Lapid's government prospects received a significant boost Sunday evening after the leader of the far-right Yamina party, Naftali Bennett, officially announced his party would join the "bloc for change" — a loosely knit coalition of right-wing, centrist and left-wing parties seeking to end Prime Minister Benjamin Netanyahu's 12-year rule.
An anti-Netanyahu coalition would require outside backing by Arab members of parliament who oppose much of Bennett's agenda, which includes more settlement building on the West Bank and its partial annexation.
It would be expected to focus on the economic recovery from the COVID-19 pandemic, while setting aside issues on which members disagree, such as the role of religion in society and Palestinian aspirations for statehood.
Under a prospective power-sharing deal, Bennett would replace Netanyahu, the 71-year-old head of the Likud party, as prime minister and later give way to centrist Lapid in a rotation agreement.
They have until a Wednesday deadline to finalize a deal.

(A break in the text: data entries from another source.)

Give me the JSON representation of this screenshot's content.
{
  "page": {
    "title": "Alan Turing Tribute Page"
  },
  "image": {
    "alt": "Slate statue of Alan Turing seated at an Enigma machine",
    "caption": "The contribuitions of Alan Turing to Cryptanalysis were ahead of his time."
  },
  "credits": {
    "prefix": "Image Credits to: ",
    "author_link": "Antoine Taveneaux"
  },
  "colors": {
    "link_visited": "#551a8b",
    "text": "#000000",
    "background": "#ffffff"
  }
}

Netanyahu gave his own statement shortly after Bennett, accusing his former aide of orchestrating what he called "the scam of the century."
He went on to claim the coalition that seeks to unseat him would endanger Israel's security and future and accused its members of pushing what he called "personal legislation", referring to a host of bills that would bar him from running for the post again, to ensure that "they will be able to beat me in an election."
Lapid called the premier's comments "an irresponsible and dangerous speech made by a man who had lost his brakes" and claimed such rhetoric only weakened the country.
New Hope leader Gideon Saar, an ally-turned-foe of Netanyahu whose movement is in the midst of advanced negotiations with the "coalition for change", also slammed his erstwhile boss's remarks.
"They are delegitimizing a government that has not yet been formed," he said. "The incitement machine began working even before this government has done anything. An incitement machine that has nothing to do with ideology, but only with fear of losing of power."